Regular readers of this blog will know that I've spoken most favorably of two Presidential candidates, Chris Dodd and John Edwards. Hillary Clinton has a mixed record here, and Barack Obama was very lucky to receive any praise at all. So, it's probably no surprise that this highly coveted endorsement[/SNARK] came down to those first two.

The excesses and foolhardiness of the Bush Administration have left many problems for the next Presidential administration to deal with. The wars in Iraq and Afghanistan are the most visible, but they're not the only ones. In fact, as bad as things look on those two fronts at the moment, they pale in significance to this country when compared to the constitutional crises, increasing economic insecurity, and deterioration that this government's incompetence have caused at home. Our government has decided that spying on its citizens is perfectly OK, that kidnapping and torturing both its own citizens and foreigners is acceptable, and that all those laws that were put in place to limit government power are just advice that can be ignored at any time. The Bush Administration have violated at least four laws that are specifically designed to limit government power, and yet they'll probably get away with it if Nancy Pelosi and the rest of Congress continue to shirk their responsibilities in that matter.

Chris Dodd has so far been the only one of the candidates to stand up to any of this in a meaningful way.
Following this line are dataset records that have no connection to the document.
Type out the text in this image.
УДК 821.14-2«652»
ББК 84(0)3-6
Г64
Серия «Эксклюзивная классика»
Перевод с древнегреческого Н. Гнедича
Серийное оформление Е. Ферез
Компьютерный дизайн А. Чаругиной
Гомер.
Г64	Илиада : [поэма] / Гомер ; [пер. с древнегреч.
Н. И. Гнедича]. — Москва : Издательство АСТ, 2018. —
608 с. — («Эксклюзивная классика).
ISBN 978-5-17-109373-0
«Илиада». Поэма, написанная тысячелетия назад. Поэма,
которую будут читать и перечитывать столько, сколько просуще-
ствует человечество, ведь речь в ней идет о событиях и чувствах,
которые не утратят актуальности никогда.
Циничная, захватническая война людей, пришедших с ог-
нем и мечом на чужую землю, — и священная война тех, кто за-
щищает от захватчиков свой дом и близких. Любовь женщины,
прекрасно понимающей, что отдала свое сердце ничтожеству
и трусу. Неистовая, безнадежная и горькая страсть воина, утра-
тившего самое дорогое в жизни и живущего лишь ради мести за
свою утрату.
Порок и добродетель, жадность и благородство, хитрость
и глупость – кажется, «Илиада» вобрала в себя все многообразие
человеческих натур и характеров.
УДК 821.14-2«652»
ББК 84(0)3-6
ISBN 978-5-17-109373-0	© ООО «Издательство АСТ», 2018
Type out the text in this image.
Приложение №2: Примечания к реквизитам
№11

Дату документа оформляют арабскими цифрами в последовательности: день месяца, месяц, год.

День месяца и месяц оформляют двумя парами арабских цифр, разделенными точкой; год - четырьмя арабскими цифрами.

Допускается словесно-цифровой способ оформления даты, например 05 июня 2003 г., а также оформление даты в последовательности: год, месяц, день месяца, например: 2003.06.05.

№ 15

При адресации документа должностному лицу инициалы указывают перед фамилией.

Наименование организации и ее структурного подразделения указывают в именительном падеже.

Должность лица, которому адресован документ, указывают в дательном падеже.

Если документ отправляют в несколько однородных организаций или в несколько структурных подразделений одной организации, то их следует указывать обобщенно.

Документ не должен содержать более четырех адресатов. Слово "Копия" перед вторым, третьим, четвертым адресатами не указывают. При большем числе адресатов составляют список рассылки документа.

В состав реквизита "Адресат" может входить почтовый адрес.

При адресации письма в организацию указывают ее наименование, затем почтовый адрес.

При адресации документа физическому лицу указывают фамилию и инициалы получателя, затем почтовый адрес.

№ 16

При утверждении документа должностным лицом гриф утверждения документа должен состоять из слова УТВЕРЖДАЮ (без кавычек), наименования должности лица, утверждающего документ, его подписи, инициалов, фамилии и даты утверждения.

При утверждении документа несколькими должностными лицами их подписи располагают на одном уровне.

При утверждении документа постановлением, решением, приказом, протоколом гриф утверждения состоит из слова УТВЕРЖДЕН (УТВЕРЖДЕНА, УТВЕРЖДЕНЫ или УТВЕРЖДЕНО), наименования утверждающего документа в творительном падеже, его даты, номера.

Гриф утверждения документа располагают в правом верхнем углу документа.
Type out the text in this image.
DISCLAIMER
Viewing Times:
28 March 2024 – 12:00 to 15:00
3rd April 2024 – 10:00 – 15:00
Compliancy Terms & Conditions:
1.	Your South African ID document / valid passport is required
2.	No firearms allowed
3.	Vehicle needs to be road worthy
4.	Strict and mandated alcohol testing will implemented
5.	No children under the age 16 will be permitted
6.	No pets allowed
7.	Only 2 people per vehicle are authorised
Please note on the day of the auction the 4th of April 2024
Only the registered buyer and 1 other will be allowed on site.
Last month, he dug in his heels, bucking his own majority leader in order to stop the awful FISA bill that was to be considered in the Senate. While Joe Biden offered immediate, unequivocal support for Dodd, the other two candidates who are sitting U.S. Senators, Obama and Clinton, had to be begged and cajoled by their supposed base to do anything at all. That stand netted Dodd lots of positive coverage, both here and at most progressive blogs. That might have earned him the SnS endorsement, but he has an unfortunate legislative record in other areas.

Dodd has some rather close ties with some of the more egregious financial industries in this country, and the insurance industry in particular. His support of the recent "Class Action Fairness Act" (CAFA), which despite what its name says actually decreases the fairness of class action suits brought against negligent companies, is one of the more recent examples of how beholden he can be to them. His record is by no means egregious, but it certainly is troubling.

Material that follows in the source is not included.